Download or read book Burma written by Martin Smith and published by Zed Books. This book was released on 1991-01-01 with total page 0 pages. Available in PDF, EPUB and Kindle. Book excerpt: Burma remains a land in deep crisis. The popular uprising of 1988 swept away 26 years of military rule under General Ne Win in name only. The National League for Democracy of Aung San Suu Kyi won a landslide victory in the 1990 election. But, as this book relates, the military remained in control and the future of Burma looks more problematic than ever. With unparalleled command of largely inaccessible Burmese sources and interviews with many of the leading participants, Martin Smith charts the rise of modern political parties and unravels the complexities of the long-running insurgencies waged by opposition groups, including the Communist Party of Burma, the Karen National Union and a host of other ethnic nationalist movements.
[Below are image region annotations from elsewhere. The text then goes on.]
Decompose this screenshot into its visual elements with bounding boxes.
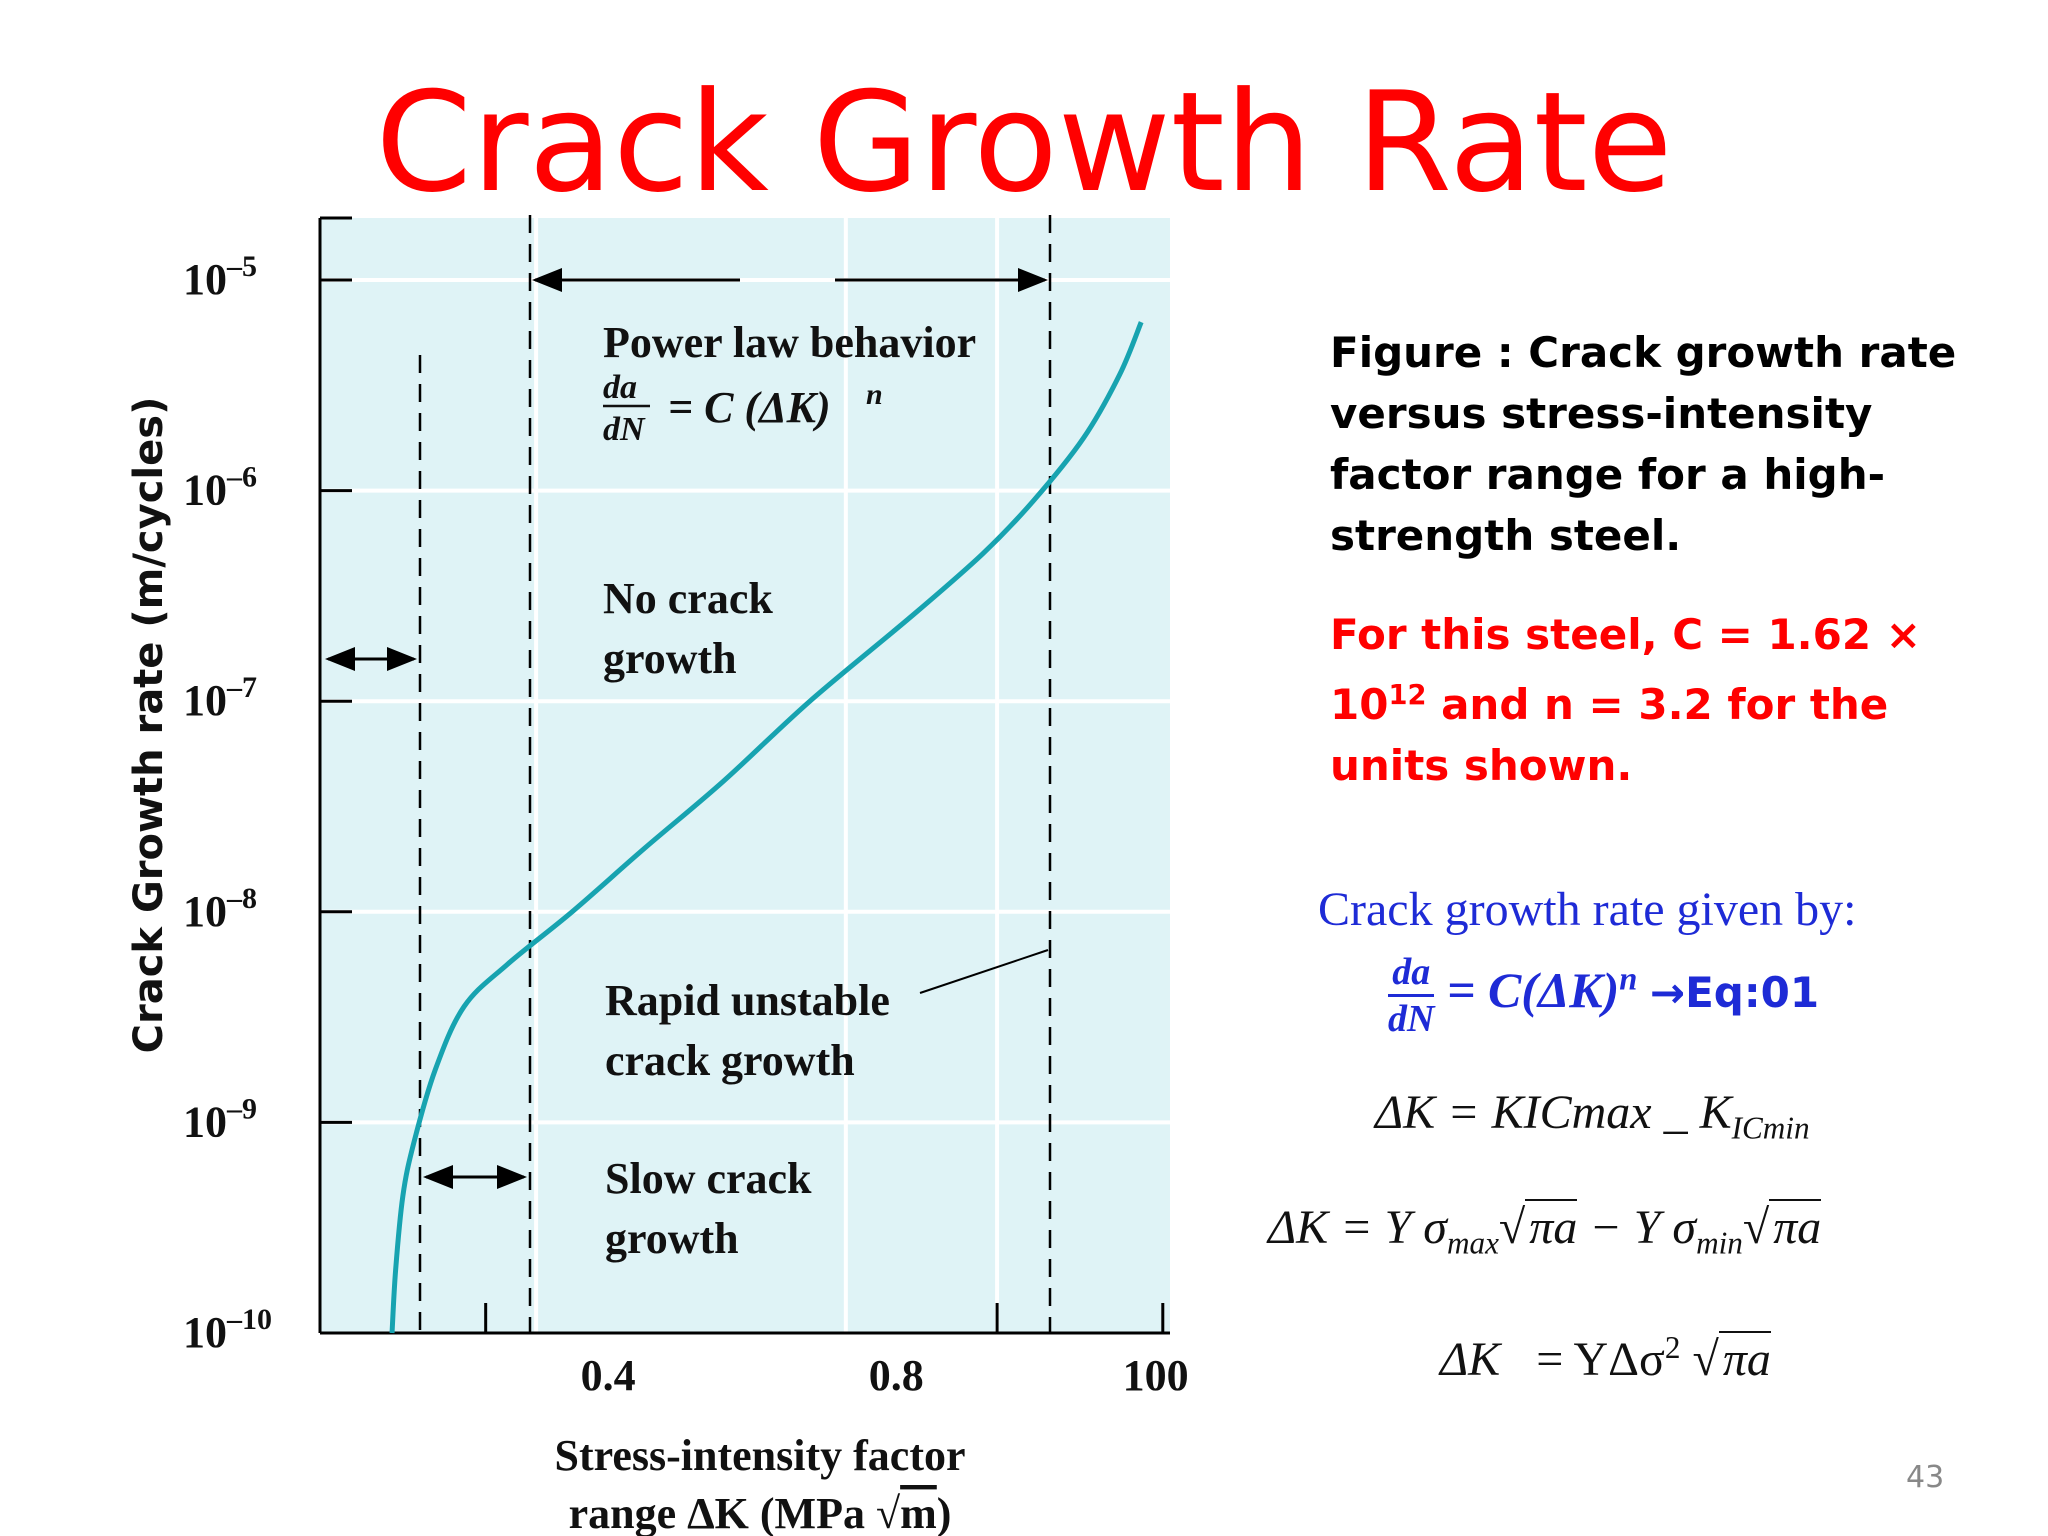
eq1-fraction: da dN <box>1388 950 1435 1041</box>
power-law-da: da <box>603 369 637 406</box>
x-axis-title-line1: Stress-intensity factor <box>555 1431 966 1480</box>
eq4-root: πa <box>1718 1331 1771 1386</box>
y-tick-base: 10 <box>183 255 227 304</box>
x-tick-label: 0.8 <box>869 1351 924 1400</box>
x-axis-title-prefix: range ΔK (MPa <box>569 1489 876 1536</box>
x-ticks: 0.4 0.8 100 <box>484 1303 1189 1400</box>
eq1-numerator: da <box>1388 950 1435 997</box>
eq2-minus: _ <box>1663 1086 1688 1139</box>
slow-label-line1: Slow crack <box>605 1154 812 1203</box>
y-tick-exponent: –8 <box>226 882 257 915</box>
grid-lines <box>320 218 1170 1333</box>
eq4-lhs: ΔK <box>1440 1333 1501 1386</box>
slow-label-line2: growth <box>605 1214 739 1263</box>
no-crack-label-line1: No crack <box>603 574 773 623</box>
eq1-exponent: n <box>1619 961 1638 998</box>
slide-title: Crack Growth Rate <box>375 62 1673 223</box>
steel-note-exponent: 12 <box>1388 680 1427 711</box>
x-axis-title-root: m <box>900 1489 937 1536</box>
power-law-dn: dN <box>603 411 646 448</box>
rapid-leader-line <box>919 949 1049 994</box>
y-tick-exponent: –7 <box>226 671 257 704</box>
steel-note-suffix: and n = 3.2 for the units shown. <box>1330 680 1889 790</box>
eq4-mid: = YΔσ <box>1536 1333 1665 1386</box>
y-tick-exponent: –9 <box>226 1092 257 1125</box>
plot-background <box>320 218 1170 1333</box>
steel-note-prefix: For this steel, C = 1.62 × 10 <box>1330 610 1921 729</box>
y-tick-exponent: –6 <box>226 461 257 494</box>
eq3-sub-min: min <box>1696 1225 1743 1261</box>
eq1-denominator: dN <box>1388 998 1435 1040</box>
steel-constants-note: For this steel, C = 1.62 × 1012 and n = … <box>1330 604 2010 796</box>
x-axis-title-line2: range ΔK (MPa √m) <box>569 1489 952 1536</box>
sqrt-sign: √ <box>876 1489 901 1536</box>
y-axis-title: Crack Growth rate (m/cycles) <box>126 397 172 1054</box>
eq2-lhs: ΔK = KICmax <box>1375 1086 1652 1139</box>
x-axis-title-suffix: ) <box>937 1489 952 1536</box>
eq3-sub-max: max <box>1446 1225 1499 1261</box>
eq1-tag: →Eq:01 <box>1649 967 1820 1017</box>
y-tick-base: 10 <box>183 676 227 725</box>
eq3-mid: − Y σ <box>1589 1201 1697 1254</box>
y-ticks: 10–510–610–710–810–910–10 <box>183 250 352 1357</box>
eq4-exponent: 2 <box>1664 1330 1681 1365</box>
page-number: 43 <box>1906 1460 1945 1495</box>
y-tick-label: 10–10 <box>183 1303 272 1357</box>
eq3-root2: πa <box>1769 1199 1822 1254</box>
y-tick-label: 10–5 <box>183 250 257 304</box>
eq3-lhs: ΔK = Y σ <box>1268 1201 1447 1254</box>
equation-intro: Crack growth rate given by: <box>1318 883 1857 936</box>
y-tick-label: 10–7 <box>183 671 257 725</box>
rapid-label-line2: crack growth <box>605 1036 855 1085</box>
sqrt-sign: √ <box>1742 1201 1770 1254</box>
no-crack-label-line2: growth <box>603 634 737 683</box>
eq1-rhs: = C(ΔK) <box>1446 961 1620 1018</box>
figure-caption: Figure : Crack growth rate versus stress… <box>1330 328 1957 560</box>
y-tick-exponent: –10 <box>226 1303 272 1336</box>
eq2-k: K <box>1699 1086 1732 1139</box>
y-tick-base: 10 <box>183 887 227 936</box>
equation-2: ΔK = KICmax _ KICmin <box>1375 1085 1810 1147</box>
y-tick-base: 10 <box>183 466 227 515</box>
equation-4: ΔK = YΔσ2 √πa <box>1440 1330 1771 1387</box>
sqrt-sign: √ <box>1498 1201 1526 1254</box>
eq2-subscript: ICmin <box>1731 1110 1810 1146</box>
sqrt-sign: √ <box>1692 1333 1719 1386</box>
power-law-exponent: n <box>866 378 883 411</box>
y-tick-label: 10–6 <box>183 461 257 515</box>
y-tick-base: 10 <box>183 1308 227 1357</box>
power-law-label: Power law behavior <box>603 318 976 367</box>
eq3-root1: πa <box>1525 1199 1578 1254</box>
rapid-label-line1: Rapid unstable <box>605 976 890 1025</box>
y-tick-label: 10–9 <box>183 1092 257 1146</box>
x-tick-label: 0.4 <box>581 1351 636 1400</box>
equation-1: da dN = C(ΔK)n →Eq:01 <box>1388 950 1819 1041</box>
y-tick-base: 10 <box>183 1097 227 1146</box>
x-tick-label: 100 <box>1123 1351 1189 1400</box>
y-tick-exponent: –5 <box>226 250 257 283</box>
y-tick-label: 10–8 <box>183 882 257 936</box>
power-law-rhs: = C (ΔK) <box>668 383 831 432</box>
equation-3: ΔK = Y σmax√πa − Y σmin√πa <box>1268 1199 1822 1262</box>
crack-growth-curve <box>389 321 1144 1334</box>
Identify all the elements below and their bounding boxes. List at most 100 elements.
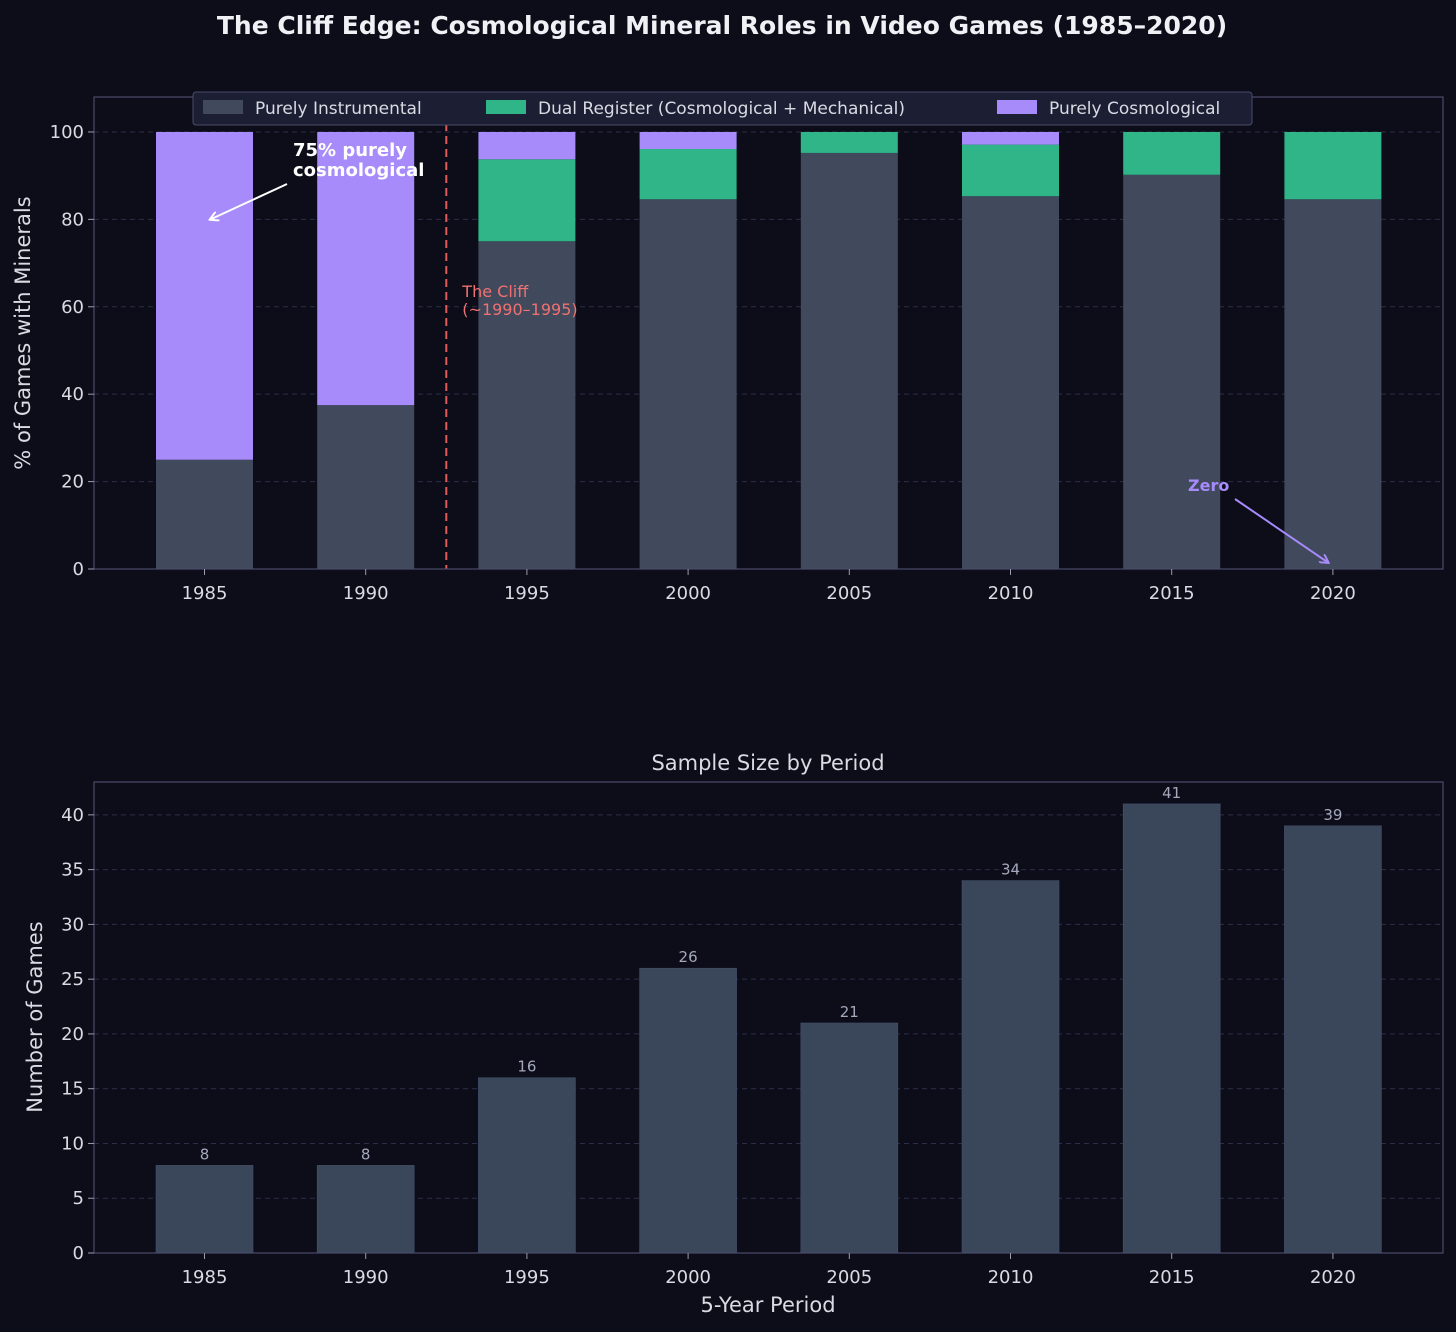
count-bar-2000 (639, 967, 737, 1254)
zero-arrow (1234, 498, 1328, 562)
count-bar-2020 (1284, 825, 1382, 1254)
legend: Purely Instrumental Dual Register (Cosmol… (192, 91, 1253, 126)
count-label-1990: 8 (361, 1145, 371, 1163)
bottom-x-tick-label: 1995 (504, 1267, 550, 1288)
top-bar-2-1990 (317, 131, 415, 406)
top-y-tick-label: 40 (61, 384, 84, 405)
bottom-x-tick-label: 2015 (1149, 1267, 1195, 1288)
bottom-x-tick-label: 1990 (343, 1267, 389, 1288)
count-bar-2005 (800, 1022, 899, 1254)
count-label-2010: 34 (1001, 861, 1020, 879)
top-x-tick-label: 1995 (504, 583, 550, 604)
top-y-tick-label: 0 (73, 559, 84, 580)
top-y-axis-label: % of Games with Minerals (11, 196, 35, 469)
count-bar-2010 (961, 880, 1060, 1254)
legend-swatch (486, 100, 526, 114)
top-bar-2-2010 (962, 131, 1059, 145)
top-bar-0-2005 (800, 152, 898, 569)
legend-label: Purely Instrumental (255, 99, 422, 119)
top-bar-0-1985 (156, 459, 253, 569)
legend-swatch (997, 100, 1037, 114)
top-bar-2-1995 (478, 131, 576, 160)
cosmological-note-line: cosmological (293, 160, 424, 181)
top-bar-0-1990 (317, 405, 415, 569)
bottom-y-tick-label: 10 (61, 1133, 84, 1154)
bottom-plot-area (94, 782, 1443, 1253)
count-label-2020: 39 (1323, 806, 1342, 824)
top-bar-2-1985 (156, 131, 253, 460)
top-bar-0-2015 (1123, 174, 1221, 569)
cosmological-note: 75% purely cosmological (293, 140, 424, 181)
top-bar-1-2000 (639, 149, 737, 200)
cliff-label-line: (~1990–1995) (462, 300, 577, 319)
count-bar-1995 (478, 1077, 576, 1254)
bottom-plot-frame (93, 781, 1444, 1254)
bottom-y-tick-label: 5 (73, 1188, 84, 1209)
top-bar-1-2005 (800, 131, 898, 153)
top-y-tick-label: 20 (61, 472, 84, 493)
top-bar-0-1995 (478, 241, 576, 569)
top-bar-2-2000 (639, 131, 737, 150)
bottom-x-tick-label: 2010 (988, 1267, 1034, 1288)
bottom-x-axis-label: 5-Year Period (700, 1293, 835, 1317)
stacked-bar-chart: The Cliff (~1990–1995) 75% purely cosmolog… (11, 91, 1444, 604)
count-label-1995: 16 (517, 1058, 536, 1076)
top-annotations: 75% purely cosmological Zero (211, 140, 1328, 562)
count-label-1985: 8 (200, 1145, 210, 1163)
count-bar-1990 (316, 1165, 415, 1254)
legend-box (192, 91, 1253, 126)
top-bar-1-2015 (1123, 131, 1221, 175)
legend-label: Dual Register (Cosmological + Mechanical… (538, 99, 905, 119)
top-x-tick-label: 2015 (1149, 583, 1195, 604)
figure-title: The Cliff Edge: Cosmological Mineral Rol… (217, 11, 1227, 40)
top-x-tick-label: 1990 (343, 583, 389, 604)
top-bar-0-2020 (1284, 199, 1382, 569)
zero-note: Zero (1188, 476, 1229, 495)
bottom-y-tick-label: 15 (61, 1079, 84, 1100)
count-bar-2015 (1122, 803, 1221, 1254)
top-bar-0-2000 (639, 199, 737, 569)
top-x-tick-label: 2000 (665, 583, 711, 604)
count-label-2005: 21 (840, 1003, 859, 1021)
bottom-x-axis: 1985 1990 1995 2000 2005 2010 2015 2020 (182, 1253, 1356, 1288)
sample-size-bar-chart: Sample Size by Period 8 8 16 26 21 34 41 39 0 5 1… (23, 751, 1444, 1317)
count-label-2015: 41 (1162, 784, 1181, 802)
bottom-bars: 8 8 16 26 21 34 41 39 (155, 784, 1382, 1254)
bottom-x-tick-label: 2020 (1310, 1267, 1356, 1288)
bottom-x-tick-label: 2005 (826, 1267, 872, 1288)
top-bar-1-1995 (478, 159, 576, 242)
count-bar-1985 (155, 1165, 254, 1254)
top-y-axis: 0 20 40 60 80 100 (50, 122, 94, 580)
top-bar-1-2020 (1284, 131, 1382, 200)
bottom-chart-title: Sample Size by Period (651, 751, 884, 775)
bottom-y-tick-label: 20 (61, 1024, 84, 1045)
top-x-tick-label: 1985 (182, 583, 228, 604)
count-label-2000: 26 (679, 948, 698, 966)
bottom-y-tick-label: 35 (61, 860, 84, 881)
top-y-tick-label: 80 (61, 209, 84, 230)
cosmological-arrow (211, 183, 288, 219)
legend-swatch (203, 100, 243, 114)
top-x-tick-label: 2010 (988, 583, 1034, 604)
bottom-x-tick-label: 1985 (182, 1267, 228, 1288)
bottom-y-tick-label: 25 (61, 969, 84, 990)
top-x-tick-label: 2020 (1310, 583, 1356, 604)
bottom-x-tick-label: 2000 (665, 1267, 711, 1288)
bottom-y-axis: 0 5 10 15 20 25 30 35 40 (61, 805, 94, 1264)
top-y-tick-label: 100 (50, 122, 84, 143)
legend-label: Purely Cosmological (1049, 99, 1220, 119)
top-bars (156, 131, 1382, 570)
cosmological-note-line: 75% purely (293, 140, 407, 161)
bottom-y-tick-label: 40 (61, 805, 84, 826)
top-x-axis: 1985 1990 1995 2000 2005 2010 2015 2020 (182, 569, 1356, 604)
bottom-y-tick-label: 0 (73, 1243, 84, 1264)
cliff-label-line: The Cliff (461, 282, 529, 301)
top-bar-1-2010 (962, 144, 1059, 197)
top-x-tick-label: 2005 (826, 583, 872, 604)
bottom-y-tick-label: 30 (61, 914, 84, 935)
top-bar-0-2010 (962, 196, 1059, 570)
top-y-tick-label: 60 (61, 297, 84, 318)
bottom-y-axis-label: Number of Games (23, 921, 47, 1112)
cliff-label: The Cliff (~1990–1995) (461, 282, 577, 319)
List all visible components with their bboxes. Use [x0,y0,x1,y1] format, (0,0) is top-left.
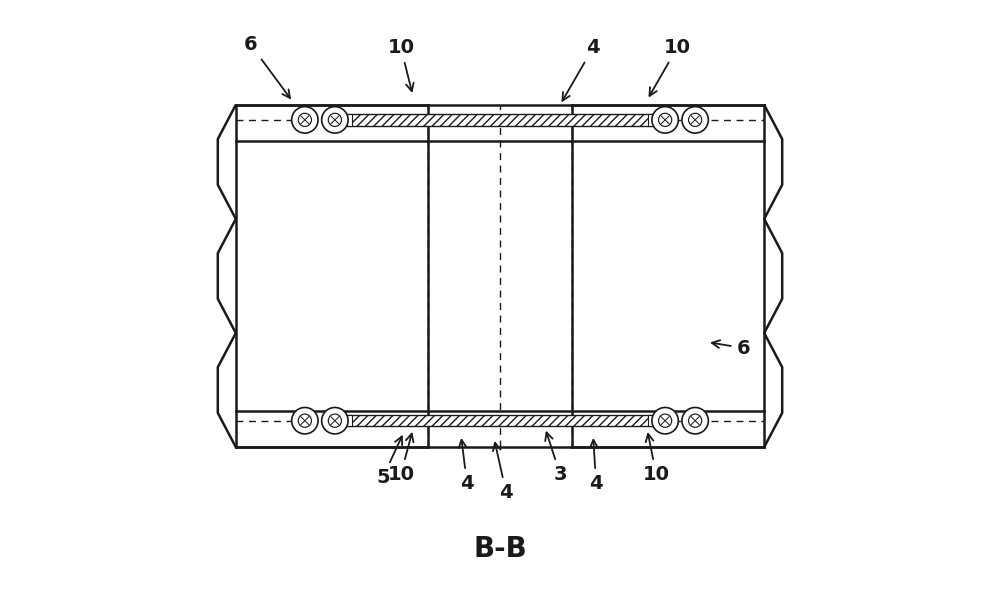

Download or read book Myanmar written by Nehginpao Kipgen and published by Oxford University Press, USA. This book was released on 2016 with total page 0 pages. Available in PDF, EPUB and Kindle. Book excerpt: Myanmar, since its independence from the British in 1948, has witnessed decades of military dictatorship, a plethora of ethnic and political problems, and an arduous struggle to political normalcy and democracy. Reinventing its place in international trade, diplomacy, and geo-strategy, Myanmar today presents a complex pictureand how it engages with its own history plays an important part in this process of transformation. Myanmar: A Political History examines the politico-historical antecedents of contemporary Myanmar: from colonial rule to the establishment of its first civilian government; the subsequent fall into military dictatorship; and the transition from an authoritarian regime to a democratic government. Kipgen weaves in its relations with the United States, Myanmars political, economic, and military connect with China; IndiaMyanmar relations in the context of Indias Look East policy; and Myanmars cooperation problems on human rights within the ASEAN. Lucid and well researched, this book is a valuable guide to those interested in the future of Myanmar as well as South and Southeast Asia, to understand the historical knowledge as to how different political actors played differing roles in the countrys transition across governments.